Rationale Zirconia doped with a lanthanum oxide system is of high interest due to its exceptional thermal stability for the development of high‐performance ceramics. It possesses the beneficial properties of pure zirconia, such as heat resistance, mechanical strength and inertness, but also eliminates its main disadvantage, i.e. brittleness. At high temperatures, components of such systems may vaporize selectively, leading to significant change in composition, and hence, the thermal resistance, phase stability and performance of the ceramic materials. Therefore, information on the vaporization processes and thermodynamic properties of the La2O3−ZrO2 system is of great importance. Methods Knudsen effusion mass spectrometry was used to study the vaporization processes and thermodynamic properties of solid solutions in the La2O3−ZrO2 system at 2110 K. Pure La2O3 was used as a reference substance. Comprehensive characterization of the precursors and ceramics was performed via SEM, STA, XRD and PSD analysis. Results Zirconia‐doped lanthania precursor powders and ceramics with La2O3 of 33.3, 50, 70 and 90 mol.% content were manufactured by solid‐state synthesis and the original cryochemical technique. La, LaO, ZrO and ZrO2 were found to be the main vapor species over the samples studied. The activities and thermodynamic properties of La2O3 were calculated. Via XRD analysis it was shown that the phase composition of xLa2O3–(100–x)ZrO2 powders (x = 0.33, 0.5, 0.7 and 0.9 mol. fraction) significantly depends on the synthesis technique chosen.
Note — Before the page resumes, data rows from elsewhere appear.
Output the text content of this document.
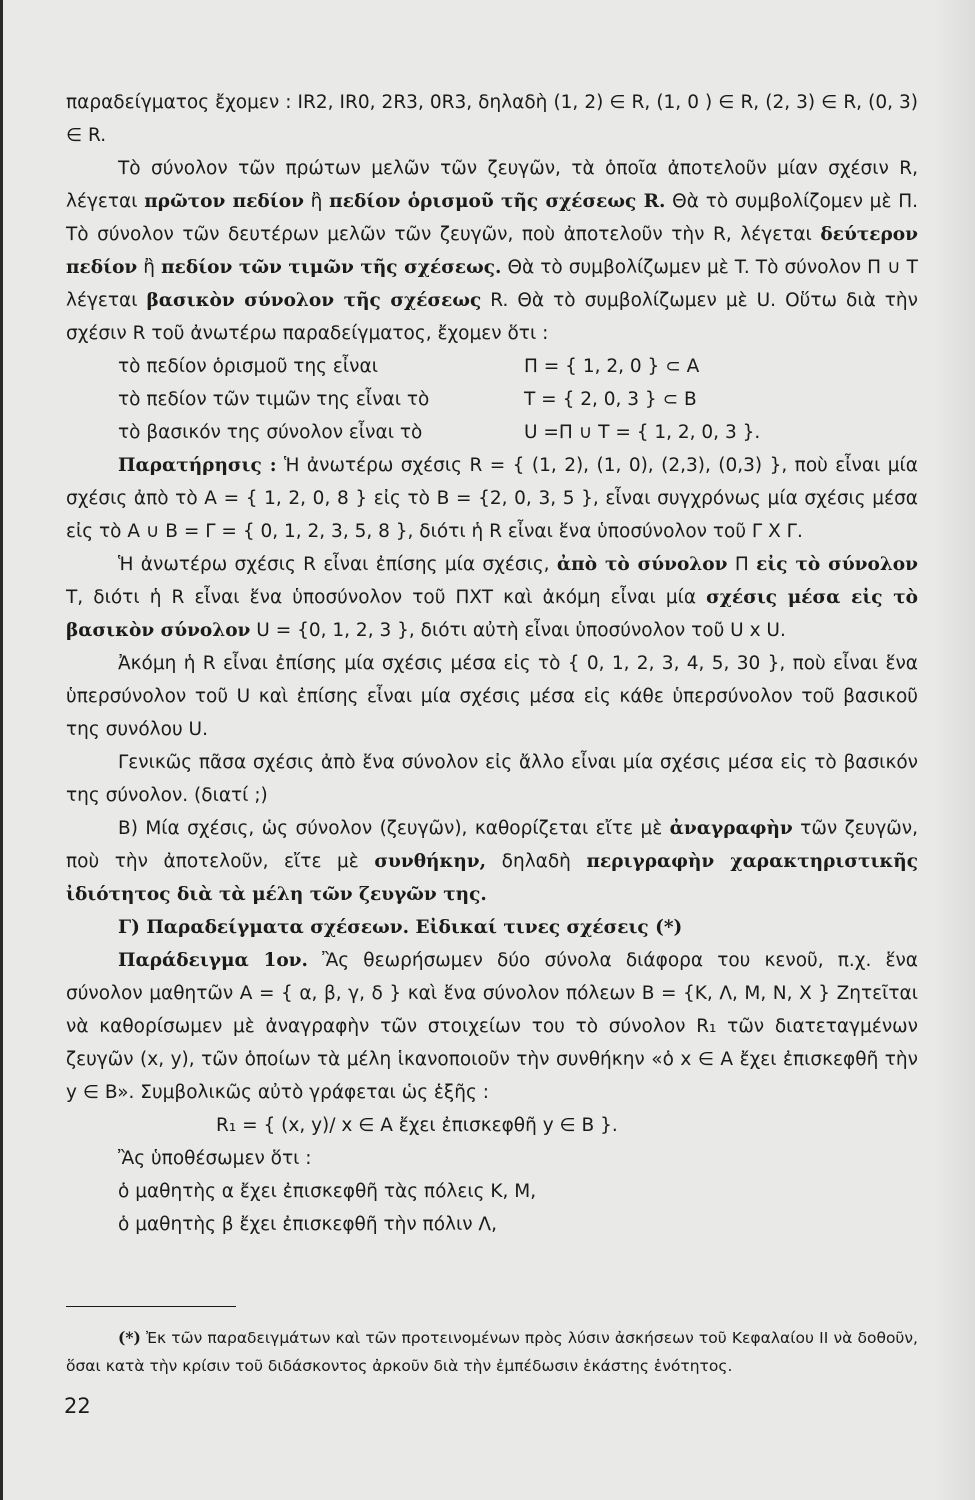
παραδείγματος ἔχομεν : IR2, IR0, 2R3, 0R3, δηλαδὴ (1, 2) ∈ R, (1, 0 ) ∈ R, (2, 3) ∈ R, (0, 3) ∈ R.

Τὸ σύνολον τῶν πρώτων μελῶν τῶν ζευγῶν, τὰ ὁποῖα ἀποτελοῦν μίαν σχέσιν R, λέγεται πρῶτον πεδίον ἢ πεδίον ὁρισμοῦ τῆς σχέσεως R. Θὰ τὸ συμβολίζομεν μὲ Π. Τὸ σύνολον τῶν δευτέρων μελῶν τῶν ζευγῶν, ποὺ ἀποτελοῦν τὴν R, λέγεται δεύτερον πεδίον ἢ πεδίον τῶν τιμῶν τῆς σχέσεως. Θὰ τὸ συμβολίζωμεν μὲ T. Τὸ σύνολον Π ∪ T λέγεται βασικὸν σύνολον τῆς σχέσεως R. Θὰ τὸ συμβολίζωμεν μὲ U. Οὕτω διὰ τὴν σχέσιν R τοῦ ἀνωτέρω παραδείγματος, ἔχομεν ὅτι :

τὸ πεδίον ὁρισμοῦ της εἶναι	Π = { 1, 2, 0 } ⊂ A
τὸ πεδίον τῶν τιμῶν της εἶναι τὸ	T = { 2, 0, 3 } ⊂ B
τὸ βασικόν της σύνολον εἶναι τὸ	U =Π ∪ T = { 1, 2, 0, 3 }.

Παρατήρησις : Ἡ ἀνωτέρω σχέσις R = { (1, 2), (1, 0), (2,3), (0,3) }, ποὺ εἶναι μία σχέσις ἀπὸ τὸ A = { 1, 2, 0, 8 } εἰς τὸ B = {2, 0, 3, 5 }, εἶναι συγχρόνως μία σχέσις μέσα εἰς τὸ A ∪ B = Γ = { 0, 1, 2, 3, 5, 8 }, διότι ἡ R εἶναι ἕνα ὑποσύνολον τοῦ Γ X Γ.

Ἡ ἀνωτέρω σχέσις R εἶναι ἐπίσης μία σχέσις, ἀπὸ τὸ σύνολον Π εἰς τὸ σύνολον T, διότι ἡ R εἶναι ἕνα ὑποσύνολον τοῦ ΠXT καὶ ἀκόμη εἶναι μία σχέσις μέσα εἰς τὸ βασικὸν σύνολον U = {0, 1, 2, 3 }, διότι αὐτὴ εἶναι ὑποσύνολον τοῦ U x U.

Ἀκόμη ἡ R εἶναι ἐπίσης μία σχέσις μέσα εἰς τὸ { 0, 1, 2, 3, 4, 5, 30 }, ποὺ εἶναι ἕνα ὑπερσύνολον τοῦ U καὶ ἐπίσης εἶναι μία σχέσις μέσα εἰς κάθε ὑπερσύνολον τοῦ βασικοῦ της συνόλου U.

Γενικῶς πᾶσα σχέσις ἀπὸ ἕνα σύνολον εἰς ἄλλο εἶναι μία σχέσις μέσα εἰς τὸ βασικόν της σύνολον. (διατί ;)

B) Μία σχέσις, ὡς σύνολον (ζευγῶν), καθορίζεται εἴτε μὲ ἀναγραφὴν τῶν ζευγῶν, ποὺ τὴν ἀποτελοῦν, εἴτε μὲ συνθήκην, δηλαδὴ περιγραφὴν χαρακτηριστικῆς ἰδιότητος διὰ τὰ μέλη τῶν ζευγῶν της.

Γ) Παραδείγματα σχέσεων. Εἰδικαί τινες σχέσεις (*)

Παράδειγμα 1ον. Ἂς θεωρήσωμεν δύο σύνολα διάφορα του κενοῦ, π.χ. ἕνα σύνολον μαθητῶν A = { α, β, γ, δ } καὶ ἕνα σύνολον πόλεων B = {K, Λ, M, N, X } Ζητεῖται νὰ καθορίσωμεν μὲ ἀναγραφὴν τῶν στοιχείων του τὸ σύνολον R₁ τῶν διατεταγμένων ζευγῶν (x, y), τῶν ὁποίων τὰ μέλη ἱκανοποιοῦν τὴν συνθήκην «ὁ x ∈ A ἔχει ἐπισκεφθῆ τὴν y ∈ B». Συμβολικῶς αὐτὸ γράφεται ὡς ἑξῆς :

R₁ = { (x, y)/ x ∈ A ἔχει ἐπισκεφθῆ y ∈ B }.

Ἂς ὑποθέσωμεν ὅτι :

ὁ μαθητὴς α ἔχει ἐπισκεφθῆ τὰς πόλεις K, M,

ὁ μαθητὴς β ἔχει ἐπισκεφθῆ τὴν πόλιν Λ,

(*) Ἐκ τῶν παραδειγμάτων καὶ τῶν προτεινομένων πρὸς λύσιν ἀσκήσεων τοῦ Κεφαλαίου II νὰ δοθοῦν, ὅσαι κατὰ τὴν κρίσιν τοῦ διδάσκοντος ἀρκοῦν διὰ τὴν ἐμπέδωσιν ἑκάστης ἑνότητος.

22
Conclusions According to the XRD results combined with Rietveld refinement of the patterns, 33.3 La2O3–66.7 ZrO2 ceramics after solid‐state synthesis are composed of well‐formed cubic pyrochlore‐type La2Zr2O7 with 5 wt.% admixture of monoclinic and cubic ZrO2 whereas 33.3 La2O3–66.7 ZrO2 precursor powders after cryochemical synthesis correspond to low‐crystalline La(OH)3. The components of the La2O3–ZrO2 system evaporate separately: there is no temperature range where lanthanum and zirconium gaseous species are present together. It was found that the activities of lanthania have low negative deviation from the ideal case.